Kath hanya diam menunduk seraya melafalkan kalimat maaf berulang kali pada Win.

Win mengerang frustasi. Rambutnya ia jambak dengan sangat kesal. Pikirannya sangat kacau sekarang. Bahkan guru-guru yang berada disana tidak berani mendekat untuk menenangkannya.

"APA KAU TIDAK MENJAGANYA HAH?!" suara Win meninggi.

"maafkan saya, Tuan" hanya itu yang bisa Kath katakan.

"SAYA TIDAK BUTUH MAAF MU, NONA KATH. SAYA MEMBAYARMU UNTUK MENJAGA PUTRIKU. KENAPA KAU BISA SELALAI INI"

Suara yang biasanya selembut sutra itu kini meninggi terintimidasi. Kath yang tidak pernah mendengar suara majikannya meninggi seperti itu. Tapi hari ini, BOOM.. meledak begitu saja.

Tiba-tiba satpam sekolah putrinya masuk dengan nafas yang tersengal-sengal. "maaf Tuan Win.. saya melihat nona Kiya bersama seorang wanita di taman dekat sini."

Mendengar penuturan satpam tersebut, Win keluar dan berlari menuju taman yang di maksud itu. Dalam hatinya, ia terus merapalkan doa bahwa putrinya baik-baik saja sampai ia ada disana.

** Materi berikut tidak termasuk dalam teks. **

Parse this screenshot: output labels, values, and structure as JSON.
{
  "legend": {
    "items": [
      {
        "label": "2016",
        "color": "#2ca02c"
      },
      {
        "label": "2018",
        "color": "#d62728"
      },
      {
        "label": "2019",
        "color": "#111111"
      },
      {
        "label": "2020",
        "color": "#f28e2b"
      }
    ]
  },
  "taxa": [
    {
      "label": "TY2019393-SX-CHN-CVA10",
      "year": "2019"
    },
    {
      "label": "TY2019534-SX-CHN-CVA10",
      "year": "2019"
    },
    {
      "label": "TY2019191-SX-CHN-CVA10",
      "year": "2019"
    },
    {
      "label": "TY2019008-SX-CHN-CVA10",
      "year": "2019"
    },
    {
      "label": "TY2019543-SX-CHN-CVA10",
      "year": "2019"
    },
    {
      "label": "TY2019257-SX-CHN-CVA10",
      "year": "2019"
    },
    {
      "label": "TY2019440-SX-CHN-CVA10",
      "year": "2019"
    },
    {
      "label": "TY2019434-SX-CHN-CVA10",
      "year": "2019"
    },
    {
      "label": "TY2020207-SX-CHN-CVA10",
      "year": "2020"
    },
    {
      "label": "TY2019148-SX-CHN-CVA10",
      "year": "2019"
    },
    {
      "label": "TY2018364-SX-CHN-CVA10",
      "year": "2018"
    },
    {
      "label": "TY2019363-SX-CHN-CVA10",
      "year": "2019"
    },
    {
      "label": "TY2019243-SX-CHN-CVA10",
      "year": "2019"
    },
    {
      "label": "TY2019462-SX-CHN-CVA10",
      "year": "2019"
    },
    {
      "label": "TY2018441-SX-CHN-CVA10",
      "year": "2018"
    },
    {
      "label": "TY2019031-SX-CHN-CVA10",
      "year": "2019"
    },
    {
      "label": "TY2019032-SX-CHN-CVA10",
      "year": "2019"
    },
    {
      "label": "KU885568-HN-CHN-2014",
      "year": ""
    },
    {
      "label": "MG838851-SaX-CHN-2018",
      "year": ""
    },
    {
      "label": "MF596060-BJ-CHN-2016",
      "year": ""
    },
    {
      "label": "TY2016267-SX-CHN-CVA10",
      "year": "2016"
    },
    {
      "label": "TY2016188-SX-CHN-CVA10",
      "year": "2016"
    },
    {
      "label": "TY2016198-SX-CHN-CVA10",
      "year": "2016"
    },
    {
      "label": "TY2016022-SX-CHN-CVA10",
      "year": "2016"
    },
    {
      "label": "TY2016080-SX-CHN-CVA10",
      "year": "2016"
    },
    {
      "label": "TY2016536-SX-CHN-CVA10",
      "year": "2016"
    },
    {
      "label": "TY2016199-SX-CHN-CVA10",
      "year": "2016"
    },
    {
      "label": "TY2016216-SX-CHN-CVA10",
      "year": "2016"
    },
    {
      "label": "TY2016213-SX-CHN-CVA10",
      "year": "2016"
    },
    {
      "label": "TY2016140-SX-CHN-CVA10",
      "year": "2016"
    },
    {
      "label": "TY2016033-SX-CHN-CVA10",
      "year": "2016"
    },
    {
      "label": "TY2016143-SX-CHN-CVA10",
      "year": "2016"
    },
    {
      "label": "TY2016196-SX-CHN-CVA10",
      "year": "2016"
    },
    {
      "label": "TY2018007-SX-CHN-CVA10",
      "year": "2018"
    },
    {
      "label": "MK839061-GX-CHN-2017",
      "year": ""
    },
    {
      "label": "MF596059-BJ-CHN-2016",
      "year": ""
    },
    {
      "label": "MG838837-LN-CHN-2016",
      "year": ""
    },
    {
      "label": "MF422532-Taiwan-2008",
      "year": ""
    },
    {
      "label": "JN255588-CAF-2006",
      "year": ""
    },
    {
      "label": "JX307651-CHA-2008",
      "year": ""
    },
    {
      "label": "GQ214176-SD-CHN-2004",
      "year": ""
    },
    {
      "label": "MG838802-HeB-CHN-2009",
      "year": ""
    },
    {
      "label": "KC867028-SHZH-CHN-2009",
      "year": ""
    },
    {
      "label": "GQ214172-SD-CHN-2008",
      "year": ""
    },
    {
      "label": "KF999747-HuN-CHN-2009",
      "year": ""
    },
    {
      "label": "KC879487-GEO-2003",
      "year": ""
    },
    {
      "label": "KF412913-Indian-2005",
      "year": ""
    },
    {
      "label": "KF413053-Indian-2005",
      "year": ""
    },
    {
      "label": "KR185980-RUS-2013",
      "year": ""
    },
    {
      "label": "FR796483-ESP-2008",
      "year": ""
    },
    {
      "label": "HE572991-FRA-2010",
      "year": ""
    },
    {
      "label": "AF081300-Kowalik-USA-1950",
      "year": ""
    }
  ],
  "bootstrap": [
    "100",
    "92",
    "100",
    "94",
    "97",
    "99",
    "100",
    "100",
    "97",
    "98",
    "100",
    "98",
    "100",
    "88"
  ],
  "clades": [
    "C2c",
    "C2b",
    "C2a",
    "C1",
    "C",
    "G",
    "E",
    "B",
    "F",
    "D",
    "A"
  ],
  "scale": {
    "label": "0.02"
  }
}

Semua orang ikut berlari di belakang Win. Wali kelas, Kath, dan satpam sekolah ikut berlari di belakang Win.

Dari kejauhan Win sudah menangkap sosok putri kecilnya yang tengah mengunyah sepotong roti yang ada di tangannya. Namun disana ia hanya melihat sang putri duduk sendirian. Kemana Pear?

"KIYA!!" teriak Win memanggil nama sang putri.

Gadis kecil itu menoleh melihat sang Papi serta beberapa orang yang tengah berlari kearahnya. Mata bambinya yang mirip dengan kepunyaan Papinya mengedip lucu sambil terus mengunyah roti yang ada di dalam mulutnya.

"Papi" suara cempreng nan lucu itu menyahut. Win langsung memdekap putrinya masuk ke dalam pelukannya. Satu tetes air matanya jatuh di pipinya.

Win memeluk begitu erat sang putri. "Kiya dari mana saja, nak? Papi khawatir Kiya kenapa-kenapa"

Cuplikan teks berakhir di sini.